In the second phase of the GRIN algorithm, the data instances in the incoming data pool are examined one by one. For each data instance, the second-phase algorithm checks whether it falls in the spheres of some leaf clusters in the tentative dendrogram. If the data instance falls in exactly one leaf cluster, then it is inserted into that leaf cluster. If the data instance falls in the spheres of two or more leaf clusters, then the gravity theory is applied to determine which leaf cluster the data instance should belong to. That is, the leaf cluster that imposes the largest gravity force on the data instance wins. Note here that, though every pair of leaf clusters contain disjoint sets of data instances, their spheres defined by their respective centroids and radii may overlap. The third possibility is that the input data instance does not fall in any leaf cluster. In this case, the data instance may be an outlier and a test is conducted to check that. The gravity theory is first applied to determine which leaf cluster imposes the largest gravity force on the data instance. Then, a test is conducted to determine whether this leaf cluster would still satisfy the criterion of being a spherical cluster, if the data instance were added into the cluster. If yes, then the data instance is added into that leaf cluster. If no, the data instance is currently an outlier to the tentative dendrogram and is therefore put into the tentative outlier buffer temporarily. The data instance, however, may form a cluster with other data instances that are already in the tentative outlier buffer or that come in later.

Once the number of data instances in the tentative outlier buffer exceeds a threshold, the gravity-based agglomerative hierarchical clustering algorithm described in section 3 is invoked to construct a new tentative dendrogram. In this reconstruction process, the primitive objects are the leaf clusters in the current tentative dendrogram and the data instances in the tentative outlier buffer. When a new tentative

(7)

dendrogram has been generated, the same flattening and pruning process invoked in the first phase is conducted and the same criteria is applied to remove the outliers from the new tentative dendrogram. It could occur that the tentative outlier buffer overflows. Should this situation occurs, those data instances that have been in the tentative outlier buffer longest can be treated as outliers and removed from the buffer.

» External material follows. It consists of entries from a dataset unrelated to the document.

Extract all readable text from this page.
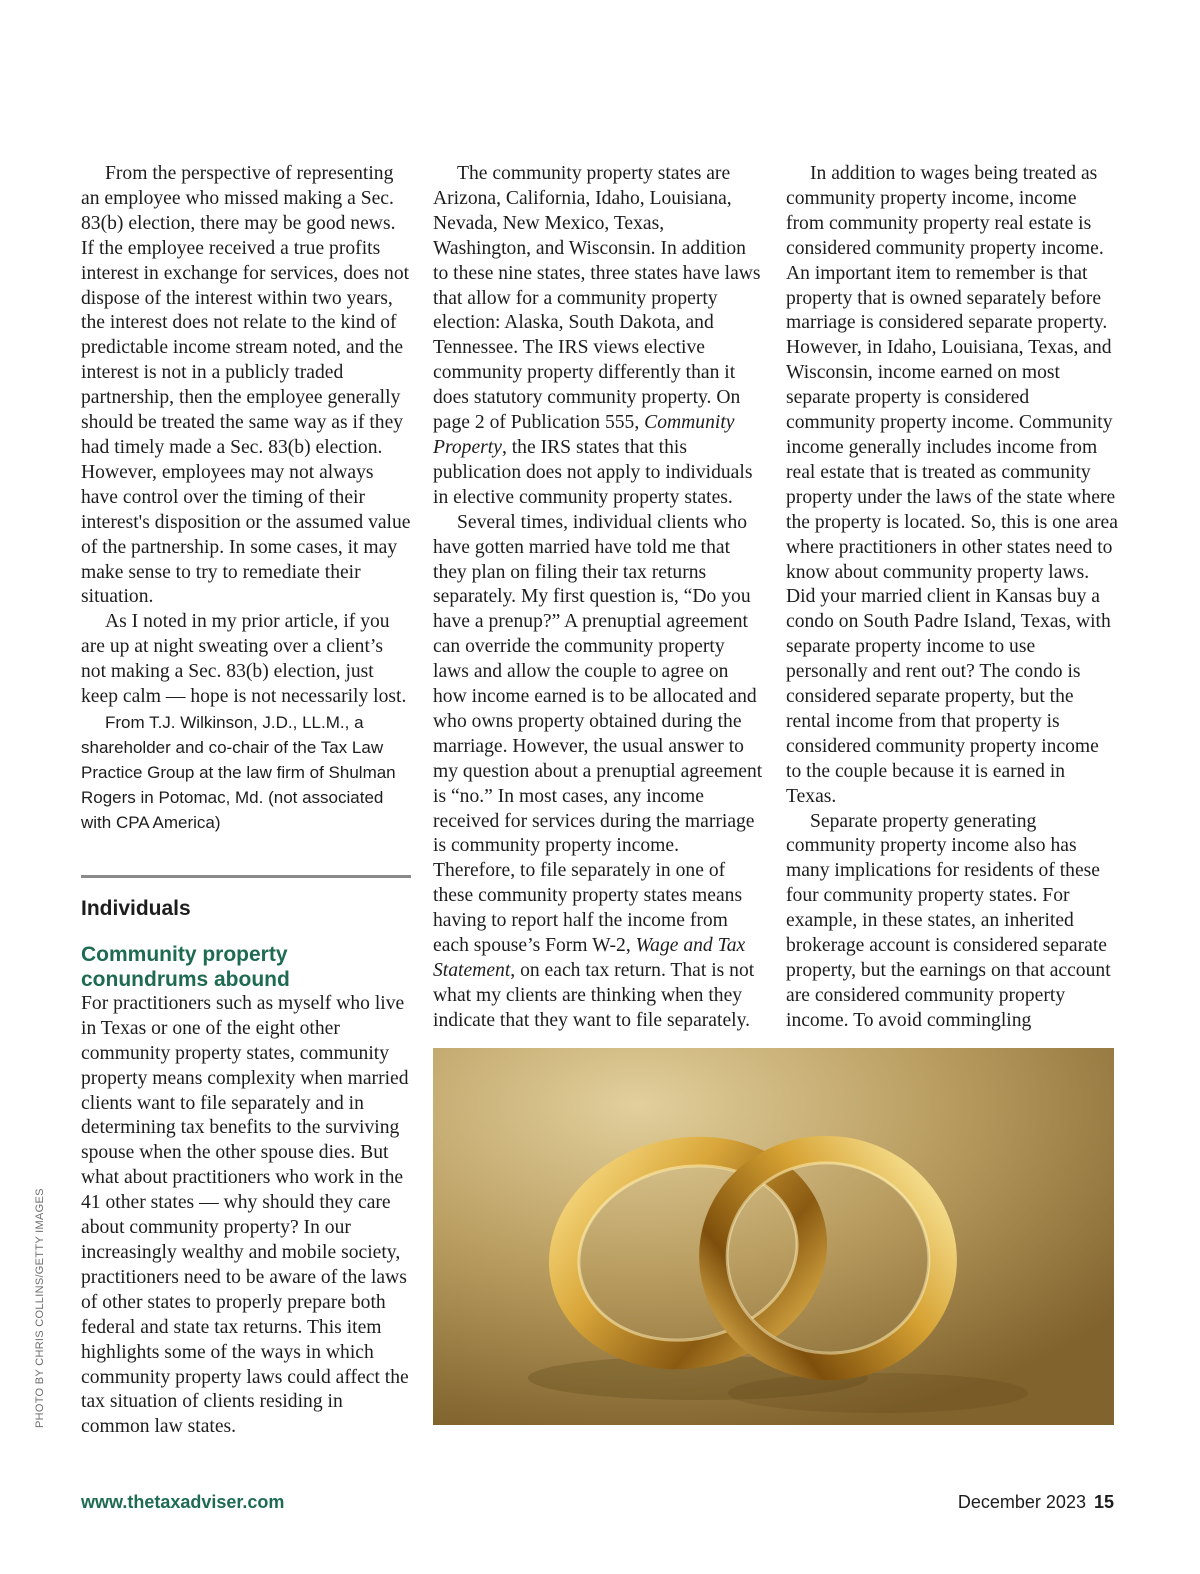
From the perspective of representing an employee who missed making a Sec. 83(b) election, there may be good news. If the employee received a true profits interest in exchange for services, does not dispose of the interest within two years, the interest does not relate to the kind of predictable income stream noted, and the interest is not in a publicly traded partnership, then the employee generally should be treated the same way as if they had timely made a Sec. 83(b) election. However, employees may not always have control over the timing of their interest's disposition or the assumed value of the partnership. In some cases, it may make sense to try to remediate their situation.

As I noted in my prior article, if you are up at night sweating over a client’s not making a Sec. 83(b) election, just keep calm — hope is not necessarily lost.

From T.J. Wilkinson, J.D., LL.M., a shareholder and co-chair of the Tax Law Practice Group at the law firm of Shulman Rogers in Potomac, Md. (not associated with CPA America)

Individuals
Community property conundrums abound

For practitioners such as myself who live in Texas or one of the eight other community property states, community property means complexity when married clients want to file separately and in determining tax benefits to the surviving spouse when the other spouse dies. But what about practitioners who work in the 41 other states — why should they care about community property? In our increasingly wealthy and mobile society, practitioners need to be aware of the laws of other states to properly prepare both federal and state tax returns. This item highlights some of the ways in which community property laws could affect the tax situation of clients residing in common law states.

The community property states are Arizona, California, Idaho, Louisiana, Nevada, New Mexico, Texas, Washington, and Wisconsin. In addition to these nine states, three states have laws that allow for a community property election: Alaska, South Dakota, and Tennessee. The IRS views elective community property differently than it does statutory community property. On page 2 of Publication 555, Community Property, the IRS states that this publication does not apply to individuals in elective community property states.

Several times, individual clients who have gotten married have told me that they plan on filing their tax returns separately. My first question is, “Do you have a prenup?” A prenuptial agreement can override the community property laws and allow the couple to agree on how income earned is to be allocated and who owns property obtained during the marriage. However, the usual answer to my question about a prenuptial agreement is “no.” In most cases, any income received for services during the marriage is community property income. Therefore, to file separately in one of these community property states means having to report half the income from each spouse’s Form W-2, Wage and Tax Statement, on each tax return. That is not what my clients are thinking when they indicate that they want to file separately.

In addition to wages being treated as community property income, income from community property real estate is considered community property income. An important item to remember is that property that is owned separately before marriage is considered separate property. However, in Idaho, Louisiana, Texas, and Wisconsin, income earned on most separate property is considered community property income. Community income generally includes income from real estate that is treated as community property under the laws of the state where the property is located. So, this is one area where practitioners in other states need to know about community property laws. Did your married client in Kansas buy a condo on South Padre Island, Texas, with separate property income to use personally and rent out? The condo is considered separate property, but the rental income from that property is considered community property income to the couple because it is earned in Texas.

Separate property generating community property income also has many implications for residents of these four community property states. For example, in these states, an inherited brokerage account is considered separate property, but the earnings on that account are considered community property income. To avoid commingling

PHOTO BY CHRIS COLLINS/GETTY IMAGES
www.thetaxadviser.com	December 2023 15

As far as time complexity of the GRIN algorithm is concerned, the time complexity of the first-phase is a constant, as long as the number of samples taken in the first phase is not a function of the size of the data set. It has been shown in [10] that the time complexity of the GRACE algorithm, the hierarchical clustering algorithm invoked by the GRIN algorithm to construct dendrograms, is O(n2_).

However, as long as the number of samples is constant, then the time taken by the first phase is a constant.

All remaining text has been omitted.